Any money that goes to nuclear could be going to renewables, which would get us there more quickly.

That's a false dilemma. Nuclear and renewables provide different things, so they shouldn't be compared directly in an "either or" comparison, and certainly not on cost. Nuclear power provides a stable baseline, so you don't have to rely on coal/gas/diesel powered generators. Renewables cheaply but opportunistically provide power from natural sources that may not always be available but that can augment the baseline. The share of renewable energy in the mix is something engineers should figure out, not "the market".

Also, monetary cost shouldn't be the only concern. Some renewables have a societal cost too, for example in the amount of land that they occupy per kWh generated, or visual polution. I wouldn't want to live within the shadow flicker of a windmill for example.

[–] IchNichtenLichten@lemmy.world 7 points 2 years ago (4 children)
[–] Zink@programming.dev 5 points 2 years ago (2 children)

There’s an interesting point buried at the end of that article: electricity quality. With batteries in the loop, supply can scale with demand almost instantly, versus the time it takes for various types of power plant to adjust output.

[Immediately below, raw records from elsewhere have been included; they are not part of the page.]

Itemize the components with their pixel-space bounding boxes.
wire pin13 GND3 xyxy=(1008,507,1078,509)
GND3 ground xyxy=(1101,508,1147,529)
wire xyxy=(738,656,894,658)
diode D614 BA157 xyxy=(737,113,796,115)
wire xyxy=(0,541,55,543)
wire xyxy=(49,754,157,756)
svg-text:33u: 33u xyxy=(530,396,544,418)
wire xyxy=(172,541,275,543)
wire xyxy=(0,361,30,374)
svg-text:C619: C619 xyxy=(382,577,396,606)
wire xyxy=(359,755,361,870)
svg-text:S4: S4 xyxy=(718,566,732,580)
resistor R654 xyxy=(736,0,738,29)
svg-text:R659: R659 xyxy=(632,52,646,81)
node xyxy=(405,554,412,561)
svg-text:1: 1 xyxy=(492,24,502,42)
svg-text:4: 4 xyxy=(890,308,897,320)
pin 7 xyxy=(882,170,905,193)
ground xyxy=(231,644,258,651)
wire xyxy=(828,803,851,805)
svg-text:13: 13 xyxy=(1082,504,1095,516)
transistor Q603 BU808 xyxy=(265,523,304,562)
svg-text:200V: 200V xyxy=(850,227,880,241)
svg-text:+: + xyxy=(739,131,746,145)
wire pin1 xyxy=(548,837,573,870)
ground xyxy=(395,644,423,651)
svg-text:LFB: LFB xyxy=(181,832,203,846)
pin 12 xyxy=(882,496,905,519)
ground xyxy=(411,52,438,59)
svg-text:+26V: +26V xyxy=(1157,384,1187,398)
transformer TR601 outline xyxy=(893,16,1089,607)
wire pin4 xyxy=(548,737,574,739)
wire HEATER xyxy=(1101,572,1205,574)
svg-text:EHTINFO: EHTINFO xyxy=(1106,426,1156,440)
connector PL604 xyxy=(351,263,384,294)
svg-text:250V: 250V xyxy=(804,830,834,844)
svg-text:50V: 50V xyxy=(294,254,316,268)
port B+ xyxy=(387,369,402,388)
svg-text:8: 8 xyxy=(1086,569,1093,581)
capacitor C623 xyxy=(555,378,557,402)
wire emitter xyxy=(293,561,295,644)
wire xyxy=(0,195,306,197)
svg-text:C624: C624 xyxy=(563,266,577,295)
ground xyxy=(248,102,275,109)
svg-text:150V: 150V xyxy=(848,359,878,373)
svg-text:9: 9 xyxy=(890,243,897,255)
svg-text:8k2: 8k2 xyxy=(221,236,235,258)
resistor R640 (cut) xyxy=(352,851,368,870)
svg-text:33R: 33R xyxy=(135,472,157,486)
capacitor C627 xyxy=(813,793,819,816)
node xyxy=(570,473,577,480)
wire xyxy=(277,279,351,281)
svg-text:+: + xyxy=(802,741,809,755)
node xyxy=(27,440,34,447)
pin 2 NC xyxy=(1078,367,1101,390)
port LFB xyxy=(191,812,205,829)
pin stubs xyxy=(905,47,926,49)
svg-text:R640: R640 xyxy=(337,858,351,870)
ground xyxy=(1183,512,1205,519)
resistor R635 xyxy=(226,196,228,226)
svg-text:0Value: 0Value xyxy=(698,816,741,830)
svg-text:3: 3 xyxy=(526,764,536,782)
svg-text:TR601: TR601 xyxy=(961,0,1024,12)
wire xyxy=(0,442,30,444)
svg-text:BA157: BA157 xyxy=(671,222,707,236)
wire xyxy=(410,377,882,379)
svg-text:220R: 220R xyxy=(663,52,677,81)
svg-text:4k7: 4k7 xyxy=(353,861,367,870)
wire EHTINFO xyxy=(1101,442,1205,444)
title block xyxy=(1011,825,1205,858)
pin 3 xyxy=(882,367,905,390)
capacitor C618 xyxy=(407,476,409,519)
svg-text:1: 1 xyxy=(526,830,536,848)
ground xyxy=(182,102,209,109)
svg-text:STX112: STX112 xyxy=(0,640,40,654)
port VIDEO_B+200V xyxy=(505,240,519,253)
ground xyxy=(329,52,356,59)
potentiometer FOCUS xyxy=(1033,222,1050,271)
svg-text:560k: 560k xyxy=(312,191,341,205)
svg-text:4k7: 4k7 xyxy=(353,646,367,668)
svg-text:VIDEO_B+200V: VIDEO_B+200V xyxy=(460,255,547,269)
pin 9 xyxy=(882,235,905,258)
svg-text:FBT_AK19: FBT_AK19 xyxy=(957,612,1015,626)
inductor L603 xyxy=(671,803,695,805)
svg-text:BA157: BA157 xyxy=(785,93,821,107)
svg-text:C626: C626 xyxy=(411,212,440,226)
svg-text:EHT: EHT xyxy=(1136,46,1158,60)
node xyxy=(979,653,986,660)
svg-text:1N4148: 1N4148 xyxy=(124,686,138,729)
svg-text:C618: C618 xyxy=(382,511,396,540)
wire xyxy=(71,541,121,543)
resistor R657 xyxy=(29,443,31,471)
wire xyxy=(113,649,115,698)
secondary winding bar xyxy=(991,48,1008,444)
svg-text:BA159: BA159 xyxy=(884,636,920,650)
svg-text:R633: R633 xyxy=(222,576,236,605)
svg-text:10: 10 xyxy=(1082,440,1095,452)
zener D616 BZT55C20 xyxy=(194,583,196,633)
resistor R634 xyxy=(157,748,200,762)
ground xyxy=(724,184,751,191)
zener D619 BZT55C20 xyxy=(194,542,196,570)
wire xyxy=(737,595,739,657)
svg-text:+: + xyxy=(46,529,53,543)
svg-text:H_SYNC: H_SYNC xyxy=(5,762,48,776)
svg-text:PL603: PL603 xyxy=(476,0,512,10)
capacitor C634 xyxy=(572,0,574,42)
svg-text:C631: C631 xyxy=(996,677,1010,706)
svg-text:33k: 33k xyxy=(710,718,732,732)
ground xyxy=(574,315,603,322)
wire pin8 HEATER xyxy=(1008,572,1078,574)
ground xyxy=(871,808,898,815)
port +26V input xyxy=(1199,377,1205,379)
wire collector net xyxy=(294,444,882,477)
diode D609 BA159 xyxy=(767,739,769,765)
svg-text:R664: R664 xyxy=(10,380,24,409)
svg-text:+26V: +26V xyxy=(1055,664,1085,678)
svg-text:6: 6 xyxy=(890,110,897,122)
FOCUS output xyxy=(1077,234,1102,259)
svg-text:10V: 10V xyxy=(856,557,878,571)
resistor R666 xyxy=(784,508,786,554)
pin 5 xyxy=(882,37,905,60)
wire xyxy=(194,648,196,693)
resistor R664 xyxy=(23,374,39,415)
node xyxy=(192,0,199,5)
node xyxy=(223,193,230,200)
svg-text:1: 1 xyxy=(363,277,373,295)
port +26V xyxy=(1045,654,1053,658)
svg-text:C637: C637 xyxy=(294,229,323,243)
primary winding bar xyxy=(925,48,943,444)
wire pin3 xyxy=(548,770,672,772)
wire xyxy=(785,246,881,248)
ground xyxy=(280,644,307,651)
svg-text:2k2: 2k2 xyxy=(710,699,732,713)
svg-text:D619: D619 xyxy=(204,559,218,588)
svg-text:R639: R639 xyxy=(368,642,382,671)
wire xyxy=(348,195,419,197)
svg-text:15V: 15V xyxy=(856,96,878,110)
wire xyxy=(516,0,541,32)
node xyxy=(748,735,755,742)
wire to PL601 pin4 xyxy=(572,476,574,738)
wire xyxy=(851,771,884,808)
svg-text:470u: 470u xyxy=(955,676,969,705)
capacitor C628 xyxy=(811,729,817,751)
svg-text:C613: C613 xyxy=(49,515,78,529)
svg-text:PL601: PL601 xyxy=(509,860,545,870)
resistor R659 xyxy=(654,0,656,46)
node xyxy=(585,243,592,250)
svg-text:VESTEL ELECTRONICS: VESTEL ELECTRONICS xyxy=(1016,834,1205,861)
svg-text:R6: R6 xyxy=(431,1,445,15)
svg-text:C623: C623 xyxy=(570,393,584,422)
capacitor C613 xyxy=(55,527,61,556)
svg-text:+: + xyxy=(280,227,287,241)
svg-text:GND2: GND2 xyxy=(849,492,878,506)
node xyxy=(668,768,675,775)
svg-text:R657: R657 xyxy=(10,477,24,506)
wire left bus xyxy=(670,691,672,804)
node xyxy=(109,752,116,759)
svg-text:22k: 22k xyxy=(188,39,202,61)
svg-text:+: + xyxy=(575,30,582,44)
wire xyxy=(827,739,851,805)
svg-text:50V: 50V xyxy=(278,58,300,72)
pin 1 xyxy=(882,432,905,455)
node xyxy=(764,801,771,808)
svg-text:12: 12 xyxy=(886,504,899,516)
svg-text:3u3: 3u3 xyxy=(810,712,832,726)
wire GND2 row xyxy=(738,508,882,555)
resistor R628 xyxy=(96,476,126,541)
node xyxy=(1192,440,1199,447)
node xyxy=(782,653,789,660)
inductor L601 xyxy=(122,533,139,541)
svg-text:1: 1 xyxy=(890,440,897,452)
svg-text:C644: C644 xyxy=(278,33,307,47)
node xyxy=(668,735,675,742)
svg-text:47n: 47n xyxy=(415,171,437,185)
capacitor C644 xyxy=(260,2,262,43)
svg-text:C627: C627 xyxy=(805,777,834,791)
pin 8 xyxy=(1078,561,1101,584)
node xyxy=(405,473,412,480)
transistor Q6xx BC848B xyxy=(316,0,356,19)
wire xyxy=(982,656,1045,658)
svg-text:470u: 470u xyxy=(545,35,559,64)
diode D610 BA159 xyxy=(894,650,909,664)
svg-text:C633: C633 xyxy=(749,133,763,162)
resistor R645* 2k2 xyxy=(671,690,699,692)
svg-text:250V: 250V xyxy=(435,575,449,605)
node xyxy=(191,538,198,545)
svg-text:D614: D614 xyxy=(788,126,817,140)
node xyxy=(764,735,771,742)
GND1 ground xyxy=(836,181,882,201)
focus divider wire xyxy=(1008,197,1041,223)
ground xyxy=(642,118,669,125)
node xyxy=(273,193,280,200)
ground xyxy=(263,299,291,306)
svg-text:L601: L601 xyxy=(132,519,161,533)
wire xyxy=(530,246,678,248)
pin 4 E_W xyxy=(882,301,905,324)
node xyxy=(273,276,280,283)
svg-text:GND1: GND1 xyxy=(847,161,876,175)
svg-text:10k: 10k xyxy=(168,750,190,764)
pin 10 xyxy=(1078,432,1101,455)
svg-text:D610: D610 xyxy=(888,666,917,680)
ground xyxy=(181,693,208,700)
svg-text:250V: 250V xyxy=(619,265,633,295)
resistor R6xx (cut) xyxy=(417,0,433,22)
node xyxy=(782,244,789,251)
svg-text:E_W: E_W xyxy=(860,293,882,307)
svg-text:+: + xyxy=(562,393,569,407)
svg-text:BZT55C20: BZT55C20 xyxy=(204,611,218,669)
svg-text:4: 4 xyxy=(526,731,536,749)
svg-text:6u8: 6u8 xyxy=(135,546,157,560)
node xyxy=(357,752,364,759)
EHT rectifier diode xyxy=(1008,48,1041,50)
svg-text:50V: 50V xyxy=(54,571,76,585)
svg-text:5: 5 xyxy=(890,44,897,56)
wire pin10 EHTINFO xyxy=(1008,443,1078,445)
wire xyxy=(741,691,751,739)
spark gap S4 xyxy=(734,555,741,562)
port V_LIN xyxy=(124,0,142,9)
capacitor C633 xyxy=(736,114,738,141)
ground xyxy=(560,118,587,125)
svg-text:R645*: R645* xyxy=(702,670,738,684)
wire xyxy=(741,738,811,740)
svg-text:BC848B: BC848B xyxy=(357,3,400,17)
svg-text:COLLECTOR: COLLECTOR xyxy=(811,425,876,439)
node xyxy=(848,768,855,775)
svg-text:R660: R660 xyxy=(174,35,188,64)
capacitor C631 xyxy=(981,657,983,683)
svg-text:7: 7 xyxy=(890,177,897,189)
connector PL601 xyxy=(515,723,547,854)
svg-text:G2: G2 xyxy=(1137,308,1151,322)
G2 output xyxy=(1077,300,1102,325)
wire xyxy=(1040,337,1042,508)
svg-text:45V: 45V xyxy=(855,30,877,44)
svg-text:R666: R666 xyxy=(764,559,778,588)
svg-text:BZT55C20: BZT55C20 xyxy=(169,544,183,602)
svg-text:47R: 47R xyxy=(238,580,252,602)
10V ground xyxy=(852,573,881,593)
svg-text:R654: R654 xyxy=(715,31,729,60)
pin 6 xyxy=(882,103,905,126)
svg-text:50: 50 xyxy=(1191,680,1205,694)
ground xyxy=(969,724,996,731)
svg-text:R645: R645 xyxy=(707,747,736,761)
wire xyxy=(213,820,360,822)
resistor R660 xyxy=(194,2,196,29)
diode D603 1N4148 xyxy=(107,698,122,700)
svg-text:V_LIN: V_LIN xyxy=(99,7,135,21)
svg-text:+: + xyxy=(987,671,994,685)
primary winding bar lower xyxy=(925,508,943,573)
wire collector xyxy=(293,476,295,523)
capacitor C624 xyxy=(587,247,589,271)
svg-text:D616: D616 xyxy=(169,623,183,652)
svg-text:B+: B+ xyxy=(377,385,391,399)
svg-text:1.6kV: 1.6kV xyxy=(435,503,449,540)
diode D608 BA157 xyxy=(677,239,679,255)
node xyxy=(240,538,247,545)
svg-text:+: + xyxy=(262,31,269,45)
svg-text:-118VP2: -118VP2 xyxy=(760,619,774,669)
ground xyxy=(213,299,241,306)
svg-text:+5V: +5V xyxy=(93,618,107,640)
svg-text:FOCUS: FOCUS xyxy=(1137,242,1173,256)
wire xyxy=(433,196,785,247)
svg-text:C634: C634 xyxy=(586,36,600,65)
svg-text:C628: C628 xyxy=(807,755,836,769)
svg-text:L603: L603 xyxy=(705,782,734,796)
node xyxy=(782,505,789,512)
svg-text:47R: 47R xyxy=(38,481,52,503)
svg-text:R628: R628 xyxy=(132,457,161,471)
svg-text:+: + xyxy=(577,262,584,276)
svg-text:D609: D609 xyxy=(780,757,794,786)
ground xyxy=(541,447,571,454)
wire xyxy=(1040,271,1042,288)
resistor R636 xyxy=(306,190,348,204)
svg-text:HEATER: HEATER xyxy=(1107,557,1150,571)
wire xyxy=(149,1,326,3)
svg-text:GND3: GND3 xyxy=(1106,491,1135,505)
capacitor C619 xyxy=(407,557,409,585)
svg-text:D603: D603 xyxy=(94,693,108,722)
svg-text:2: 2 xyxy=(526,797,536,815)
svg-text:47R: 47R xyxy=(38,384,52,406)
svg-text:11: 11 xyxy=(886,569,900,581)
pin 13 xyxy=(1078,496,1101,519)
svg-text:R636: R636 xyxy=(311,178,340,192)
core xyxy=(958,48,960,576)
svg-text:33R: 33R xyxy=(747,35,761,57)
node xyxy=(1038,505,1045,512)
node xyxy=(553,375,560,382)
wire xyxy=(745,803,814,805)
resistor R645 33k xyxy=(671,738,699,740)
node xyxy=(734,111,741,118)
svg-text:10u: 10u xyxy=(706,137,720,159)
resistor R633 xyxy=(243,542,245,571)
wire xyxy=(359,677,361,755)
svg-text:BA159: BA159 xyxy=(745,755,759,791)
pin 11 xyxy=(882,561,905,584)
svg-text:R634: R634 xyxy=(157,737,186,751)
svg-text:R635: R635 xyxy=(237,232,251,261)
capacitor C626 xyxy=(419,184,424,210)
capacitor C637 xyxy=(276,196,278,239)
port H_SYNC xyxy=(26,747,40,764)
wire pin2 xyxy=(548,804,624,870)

[–] oo1@kbin.social 1 points 2 years ago

There's an equally buried link to a death by powerpoint that made me pray for a blackout before i could get anywhere close to understanding how that bar graph was constructed.

I can't vouch for the following being a necessarily better source, but this one seem a lot more upfront about some of their assumptions and sensitivities. In this adding storage to wind is seems to be +tens of dollars per MWh; a fair amount more than the +1-3 dollars per MWh shown in the cleantech article.
https://www.lazard.com/research-insights/2023-levelized-cost-of-energyplus/

So i'd like to know where these cheap battery cost assumption comes from - is it proven tech, available at scale , at that price?
just seems a bit too good to be true.